A constant-acceleration spacecraft could reach the opposite side of the galaxy in 24 years ship time. (That'd be over 100,000 years of Earth time, however.)
Conventional chemical propulsion don't have high enough impulse to do that. Possibly some kind of nuclear or matter-antimatter propulsion could?
> When it comes to [high thrust, high specific impulse] propulsion systems we might actually be able to build in the near future, the list includes Orion drives, Zubrin's nuclear salt water rocket, and maybe Medusa.
There have been many studied variations of Orion. Atomic Rockets cites hypothetical Isp between 3,000 and 12,000 seconds. Vehicles with delta-V of up to 100,000 m/s have been proposed. These could definitely be built, and would definitely work, but would require constructing, co-locating, launching, and detonating thousands of 5- to 15-kiloton nuclear explosives.
Medusa is basically Orion crossed with the image of a sailor blowing into their own sails. A huge parachute is deployed in front of the spaceship, and the nuclear explosives are detonated between it and the bow of the spaceship. The parachute can capture more of the explosive output than Orion's pusher plate can, it weighs less (because all of its members are in tension), and it can use its rigging's elastic properties to dampen the intermittent thrust, as opposed to Orion's (heavier) hydraulic dampers. The proposal study for Medusa (which assumed thirty 25-kg explosives) came up with an Isp of 106,220 seconds, and a delta-V of 4775 m/s.
The Nuclear Salt Water Rocket assumes plausible (but completely untested, so maybe impossible) continuous nuclear fission in a stream of uranium-salt-y water being sprayed into the combustion chamber.
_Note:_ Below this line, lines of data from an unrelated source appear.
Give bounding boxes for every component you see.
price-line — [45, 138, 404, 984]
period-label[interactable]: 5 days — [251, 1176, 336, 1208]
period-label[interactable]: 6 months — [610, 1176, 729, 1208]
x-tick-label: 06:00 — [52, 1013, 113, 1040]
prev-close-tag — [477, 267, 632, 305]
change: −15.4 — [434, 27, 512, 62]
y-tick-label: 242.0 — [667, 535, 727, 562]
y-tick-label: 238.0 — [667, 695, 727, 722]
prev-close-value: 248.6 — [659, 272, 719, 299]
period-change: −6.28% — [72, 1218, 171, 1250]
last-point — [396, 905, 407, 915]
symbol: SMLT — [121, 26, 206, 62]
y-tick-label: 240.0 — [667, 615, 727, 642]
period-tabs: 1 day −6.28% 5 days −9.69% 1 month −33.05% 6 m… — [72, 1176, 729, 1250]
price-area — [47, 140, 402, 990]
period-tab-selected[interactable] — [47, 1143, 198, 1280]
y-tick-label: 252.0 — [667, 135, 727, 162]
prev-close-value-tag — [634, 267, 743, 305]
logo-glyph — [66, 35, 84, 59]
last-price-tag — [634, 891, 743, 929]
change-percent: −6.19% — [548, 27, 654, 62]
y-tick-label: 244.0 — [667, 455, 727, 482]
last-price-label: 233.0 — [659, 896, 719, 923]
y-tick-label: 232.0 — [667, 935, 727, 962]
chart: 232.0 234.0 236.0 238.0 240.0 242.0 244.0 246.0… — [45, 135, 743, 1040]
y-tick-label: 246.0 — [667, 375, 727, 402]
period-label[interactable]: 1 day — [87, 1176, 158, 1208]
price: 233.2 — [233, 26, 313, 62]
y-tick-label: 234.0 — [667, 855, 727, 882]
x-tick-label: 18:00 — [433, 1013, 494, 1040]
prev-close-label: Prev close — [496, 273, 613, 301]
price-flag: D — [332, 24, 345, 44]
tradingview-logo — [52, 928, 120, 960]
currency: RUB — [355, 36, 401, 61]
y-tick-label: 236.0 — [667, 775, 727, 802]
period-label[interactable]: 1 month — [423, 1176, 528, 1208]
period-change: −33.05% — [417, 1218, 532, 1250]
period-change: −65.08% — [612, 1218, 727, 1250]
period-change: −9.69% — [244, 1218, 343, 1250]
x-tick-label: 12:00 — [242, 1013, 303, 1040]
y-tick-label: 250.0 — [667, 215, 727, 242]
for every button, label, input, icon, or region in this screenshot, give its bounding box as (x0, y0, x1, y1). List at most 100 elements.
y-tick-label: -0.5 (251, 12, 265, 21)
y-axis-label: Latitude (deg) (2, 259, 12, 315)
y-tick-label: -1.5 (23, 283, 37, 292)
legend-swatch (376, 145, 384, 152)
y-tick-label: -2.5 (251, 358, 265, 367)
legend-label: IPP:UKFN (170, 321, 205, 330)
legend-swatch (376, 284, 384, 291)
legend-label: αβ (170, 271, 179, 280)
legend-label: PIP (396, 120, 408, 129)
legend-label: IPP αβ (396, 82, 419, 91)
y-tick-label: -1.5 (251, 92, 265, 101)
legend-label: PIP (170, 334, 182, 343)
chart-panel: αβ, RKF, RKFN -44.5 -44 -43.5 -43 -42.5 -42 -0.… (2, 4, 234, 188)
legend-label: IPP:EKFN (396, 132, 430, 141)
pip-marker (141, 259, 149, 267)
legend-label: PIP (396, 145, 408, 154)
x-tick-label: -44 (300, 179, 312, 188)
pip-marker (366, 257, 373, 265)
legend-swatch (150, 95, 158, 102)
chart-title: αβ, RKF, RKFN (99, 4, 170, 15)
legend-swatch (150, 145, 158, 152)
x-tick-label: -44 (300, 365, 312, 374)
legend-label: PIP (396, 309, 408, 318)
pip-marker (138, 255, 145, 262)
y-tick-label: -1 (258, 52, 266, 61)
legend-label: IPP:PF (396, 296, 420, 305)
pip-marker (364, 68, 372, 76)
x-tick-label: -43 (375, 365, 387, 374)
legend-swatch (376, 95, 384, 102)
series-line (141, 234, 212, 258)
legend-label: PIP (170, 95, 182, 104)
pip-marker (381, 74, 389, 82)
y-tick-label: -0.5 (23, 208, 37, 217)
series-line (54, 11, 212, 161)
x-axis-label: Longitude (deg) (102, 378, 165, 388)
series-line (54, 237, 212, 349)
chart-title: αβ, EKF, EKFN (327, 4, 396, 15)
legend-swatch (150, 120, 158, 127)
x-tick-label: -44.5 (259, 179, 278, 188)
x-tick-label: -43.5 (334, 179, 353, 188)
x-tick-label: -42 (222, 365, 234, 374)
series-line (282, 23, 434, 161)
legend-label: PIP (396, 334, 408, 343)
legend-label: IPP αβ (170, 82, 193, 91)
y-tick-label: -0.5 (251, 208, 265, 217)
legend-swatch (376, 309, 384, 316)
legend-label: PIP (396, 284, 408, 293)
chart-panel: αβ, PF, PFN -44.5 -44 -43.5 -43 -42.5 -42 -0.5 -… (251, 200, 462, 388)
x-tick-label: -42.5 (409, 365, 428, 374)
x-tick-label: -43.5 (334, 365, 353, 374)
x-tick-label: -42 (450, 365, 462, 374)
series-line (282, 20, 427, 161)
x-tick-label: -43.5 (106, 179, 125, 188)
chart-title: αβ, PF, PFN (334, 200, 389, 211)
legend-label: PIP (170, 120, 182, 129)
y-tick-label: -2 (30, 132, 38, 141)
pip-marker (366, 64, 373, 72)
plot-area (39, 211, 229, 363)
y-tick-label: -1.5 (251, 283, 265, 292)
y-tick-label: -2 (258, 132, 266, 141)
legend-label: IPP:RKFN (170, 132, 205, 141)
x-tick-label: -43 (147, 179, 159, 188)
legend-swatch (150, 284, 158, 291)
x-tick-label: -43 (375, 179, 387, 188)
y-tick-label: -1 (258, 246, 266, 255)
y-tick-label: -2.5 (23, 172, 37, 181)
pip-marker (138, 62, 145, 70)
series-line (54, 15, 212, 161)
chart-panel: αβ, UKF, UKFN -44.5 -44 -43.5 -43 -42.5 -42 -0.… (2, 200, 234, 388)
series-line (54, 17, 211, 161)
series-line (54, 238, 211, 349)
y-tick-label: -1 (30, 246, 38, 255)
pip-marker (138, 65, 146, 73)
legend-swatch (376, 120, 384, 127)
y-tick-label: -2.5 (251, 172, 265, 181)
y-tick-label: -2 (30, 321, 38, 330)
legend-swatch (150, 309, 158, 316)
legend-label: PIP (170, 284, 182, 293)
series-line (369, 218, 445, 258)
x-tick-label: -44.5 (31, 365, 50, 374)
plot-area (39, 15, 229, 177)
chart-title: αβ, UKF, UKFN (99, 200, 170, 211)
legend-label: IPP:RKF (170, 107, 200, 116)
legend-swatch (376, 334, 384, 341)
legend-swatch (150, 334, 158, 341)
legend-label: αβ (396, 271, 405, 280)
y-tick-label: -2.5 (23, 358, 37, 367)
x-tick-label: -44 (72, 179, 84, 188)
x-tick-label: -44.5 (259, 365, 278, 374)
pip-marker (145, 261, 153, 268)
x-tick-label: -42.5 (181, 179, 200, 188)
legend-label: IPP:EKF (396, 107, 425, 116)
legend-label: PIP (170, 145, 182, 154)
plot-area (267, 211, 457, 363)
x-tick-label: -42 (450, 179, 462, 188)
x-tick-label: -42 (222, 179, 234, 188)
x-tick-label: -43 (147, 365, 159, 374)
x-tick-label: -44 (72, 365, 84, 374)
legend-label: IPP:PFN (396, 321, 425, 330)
Assuming that this can be made to not blow itself up, 20%-enriched salt nets a theoretical Isp of ~7,000 seconds, and 90%-(weapons-grade) enriched fuel, with somewhat more optimistic efficiency assumptions, has a theoretical Isp of ~400,000 seconds and a delta-V of 10,000,000 m/s.
There are also lots of other currently-less-plausible proposals for high-power high-efficiency rockets. (Many of them assume things like efficient proton-proton fusion, which might be possible, but we have no idea how to do it.) Atomic Rockets is a great website for reading about these.
My takeaway is that it's almost certainly possible to build spaceships that can travel at >0.01c, but it would take a great deal of resources organized by a society that is more trusting and responsible than we are now. After all, any vehicle with that kind of power is also an equally powerful weapon.
Everything would run out of fuel over that distance if you were constantly accelerating ahead [0], but you don’t need to constantly accelerate in space.
[0] spinning is accelerating, and you can do that forever, but it won’t help you get anywhere
Bending spacetime enough to make a difference — even just to the time taken between here and Alpha Centauri — is beyond any known mechanism humans could build, even in principle, using the total resources of our entire solar system.